Certificates and Secrets
- Under Manage in the left-hand menu, click Certificates and secrets.
- Click New client secret.
- Enter a Description.
- For Expires, select an expiration timeframe.
- Click Add.
- NOTE: You will see that the new client secret has been added to the Client secrets list.
- Copy and paste the Value of the client secret to a convenient, easily accessible location (such as Notepad).
- NOTE: This is the only time you can view the value! You will need this value when you create Denodo data source connections using this SharePoint app.
- In the left-hand menu, click Overview.
- Copy and paste the Application (client) ID to a convenient, easily accessible location (such as Notepad).
- NOTE: You will need this value when you create Denodo data source connections using this SharePoint app.
- Copy and paste the Directory (tenant) ID to a convenient, easily accessible location (such as Notepad).
- NOTE: You will need this value when you create Denodo data source connections using this SharePoint app.

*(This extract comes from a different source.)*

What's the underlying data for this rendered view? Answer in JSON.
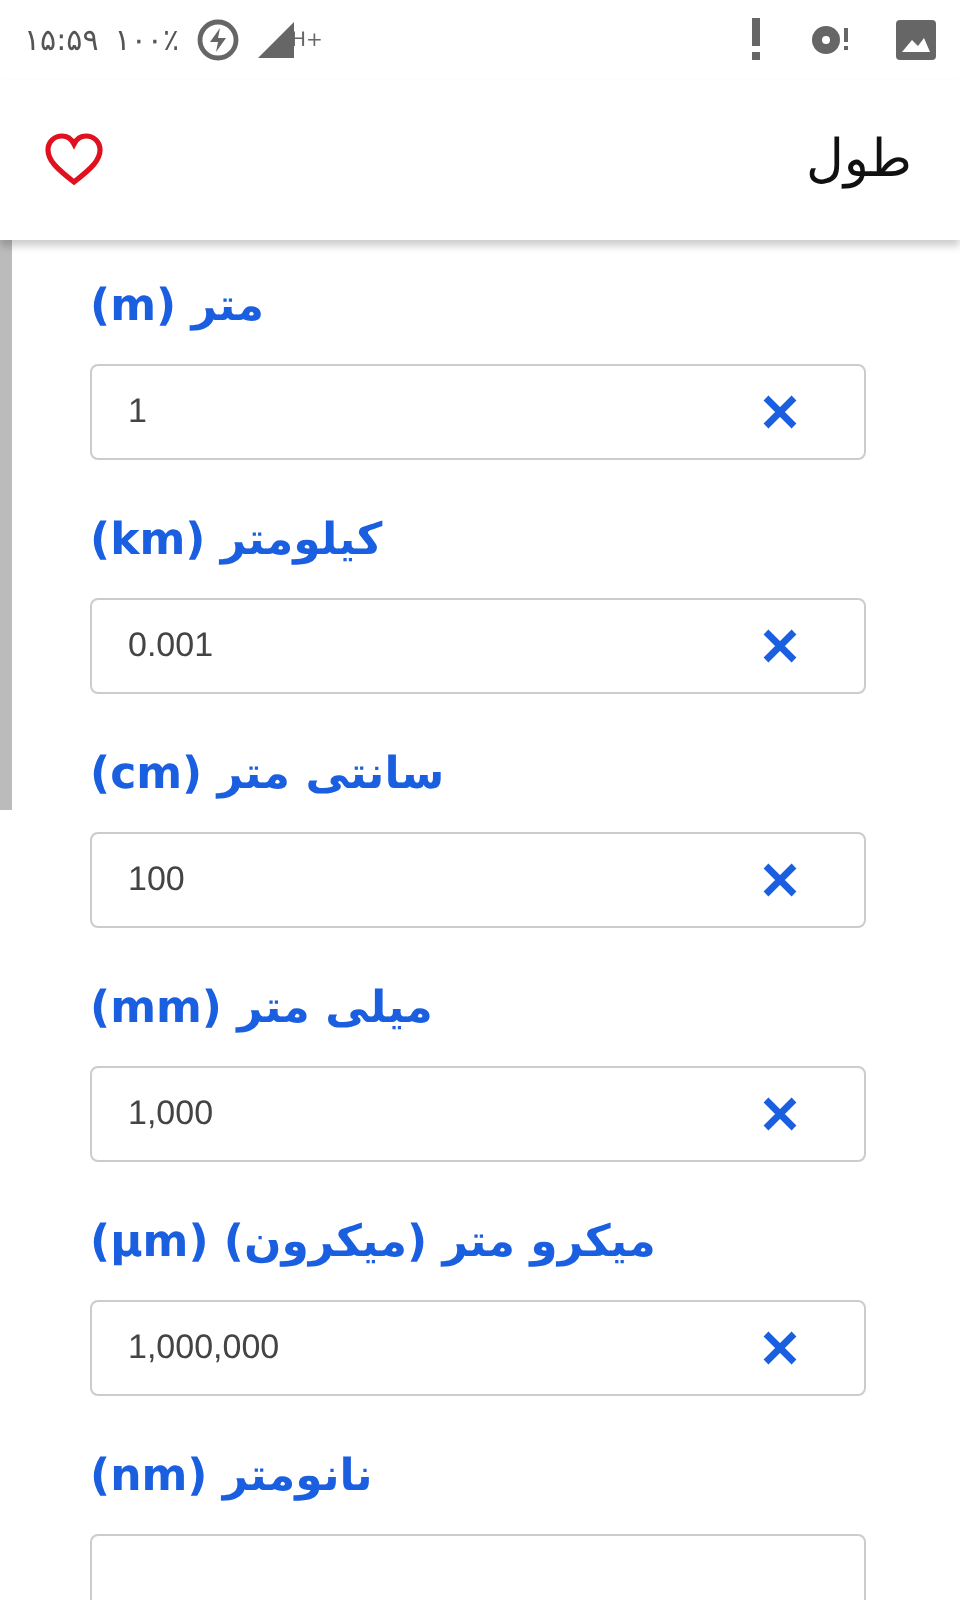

Base URL to Use in Denodo to Access Files Using This SharePoint App
https://uillinoisedu.sharepoint.com/sites/[SiteName]/_api/Web/GetFileByServerRelativePath(decodedurl=''@sp_path'')/$value
For [SiteName] in the Base URL, use the name of a SharePoint site (without spaces) that you have access to.
- For example, TestSiteforDenodoImplementation.
This uses an interpolation variable for the “path.” This is what will make the connection reusable.
Best Practice: Only use the SharePoint App credentials in a single Denodo connection. Creating more than one Denodo connection that re-uses the same SharePoint Client ID will cause the access tokens associated with that Client ID to interrupt one another and your integration will become unstable.